Save Me the Plums
Ruth Reichl
2019, 288 pages
Nonfiction
Ruth Reichl was a restaurant reviewer for the Los Angeles Times and The New York Times and an author. She knew nothing about running a magazine. So she was floored when Condé Nast asked if she would like to be editor in chief of Gourmet magazine.
Ruth’s love affair with Gourmet started when she was 8 years old and she visited a used book shop with her father. On the floor were some old Gourmet magazines, and one had a story in it about eating lobster in Maine.
“A story called ‘Night of Lobster’ caught my eye, and as I began to read, the walls faded, the shop around me vanishing until I was sprawled on the sands of a small island off the coast of Maine. The tide was coming in, water tickling my feet as it crept across the beach. It was deep night, the sky like velvet, spangled with stars.

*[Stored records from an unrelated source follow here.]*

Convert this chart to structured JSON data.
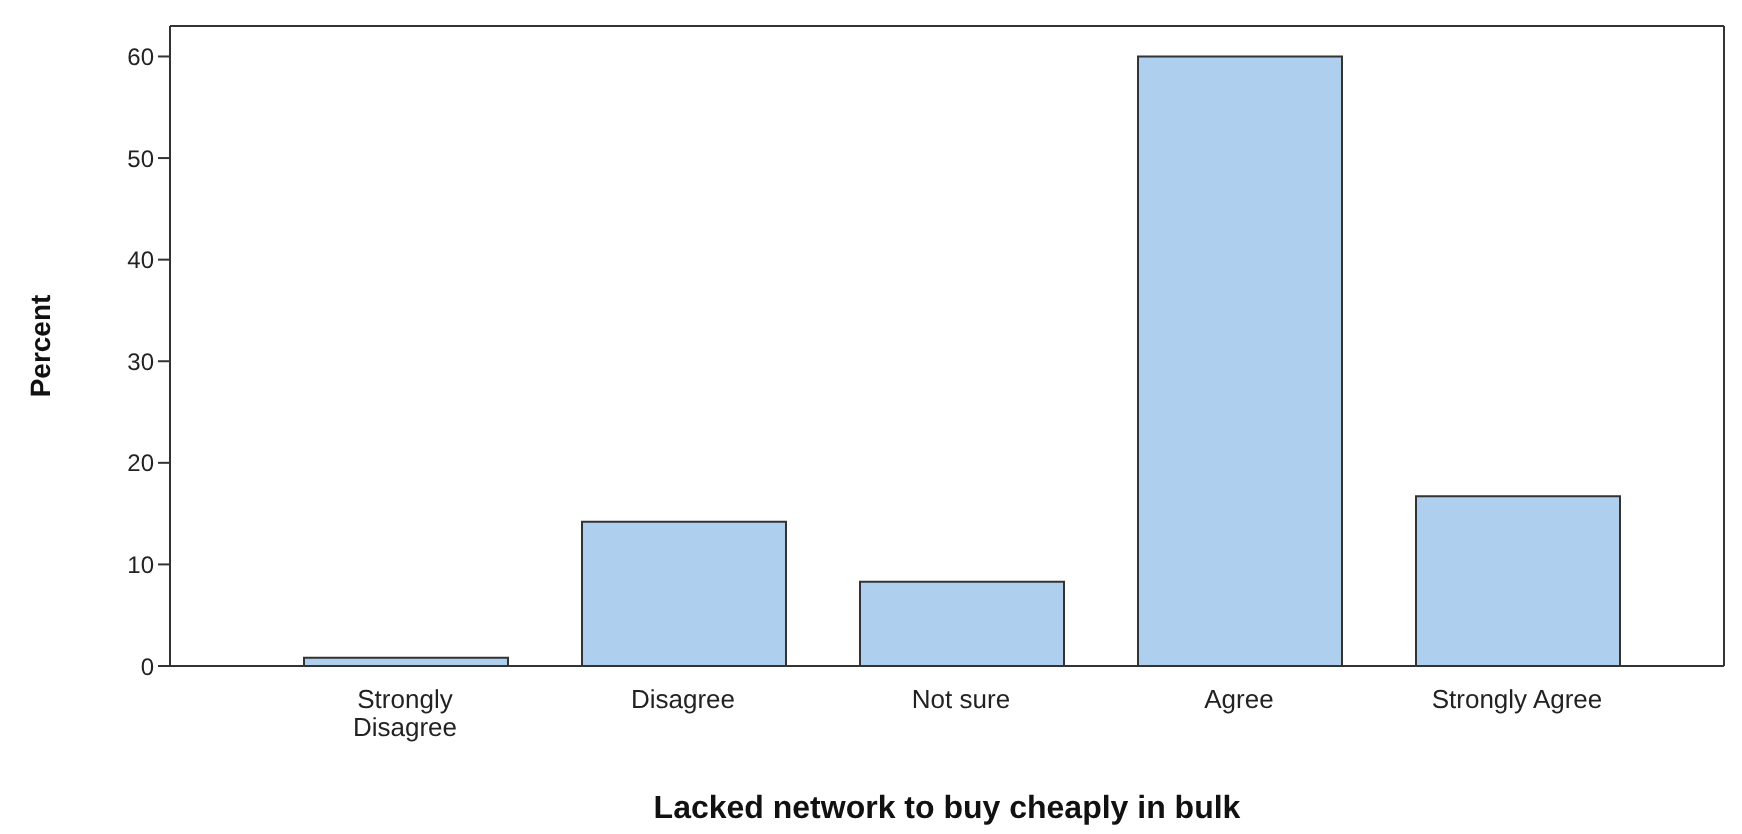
{
  "chart_data": {
    "type": "bar",
    "xlabel": "Lacked network to buy cheaply in bulk",
    "ylabel": "Percent",
    "categories": [
      "Strongly Disagree",
      "Disagree",
      "Not sure",
      "Agree",
      "Strongly Agree"
    ],
    "values": [
      0.8,
      14.2,
      8.3,
      60,
      16.7
    ],
    "color": "#aecfee",
    "ylim": [
      0,
      63
    ],
    "yticks": [
      0,
      10,
      20,
      30,
      40,
      50,
      60
    ],
    "grid": false,
    "legend": false
  }
}
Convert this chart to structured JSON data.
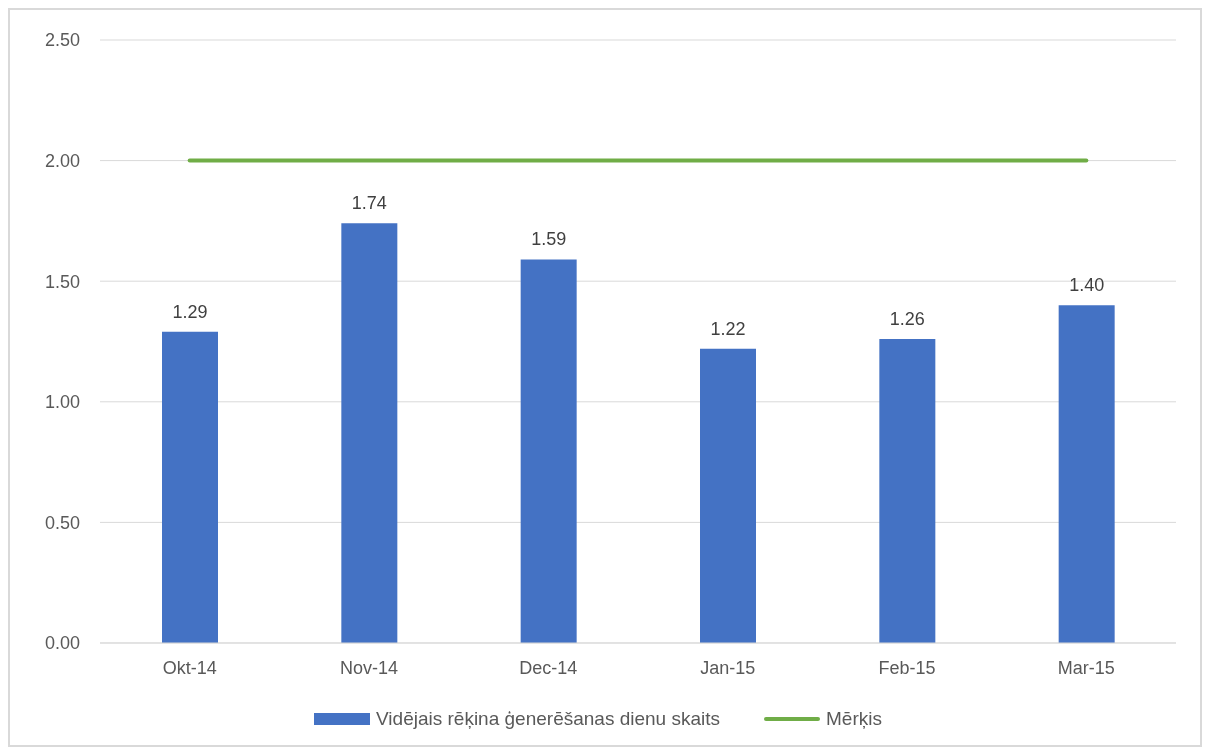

“Much later I understood how lucky I was to have stumbled on that story. The author, Robert P. Tristram Coffin, was the poet laureate of Maine and a Pulitzer Prize winner with such an extraordinary gift for words that I could hear the hiss of a giant kettle and feel the bonfire burning as the flames leapt into the night. The fine spicy fragrance of lobster was so real to me that I reached for one, imagined tossing it from hand to hand until the shell was cool enough to crack. The meat was tender, briny, rich. Somewhere off in the distance a fish splashed, then swam silently away.”
She loved the magazine and learned to cook. But she never imagined that she would be the editor in chief of a magazine such as Gourmet, have staff, a clothing budget, a driver and a large salary. Ruth gets to know the staff, the chefs in the test kitchen, the publicists, artists, and photographers. It’s an unknown and ever-changing world, and Ruth struggles to understand its dynamics. Her goal is to create a magazine that cooks want to buy, read and try the recipes in it – recipes that are not too complicated, but still gourmet.
Ruth is a wonderful writer. She’s written cookbooks and memoirs. Some of my favorites are Tender at the Bone: Growing Up at the Table, and Sapphires and Garlic: The Secret Life of a Critic in Disguise. And her novel, Delicious!, is fantastic foodie fiction.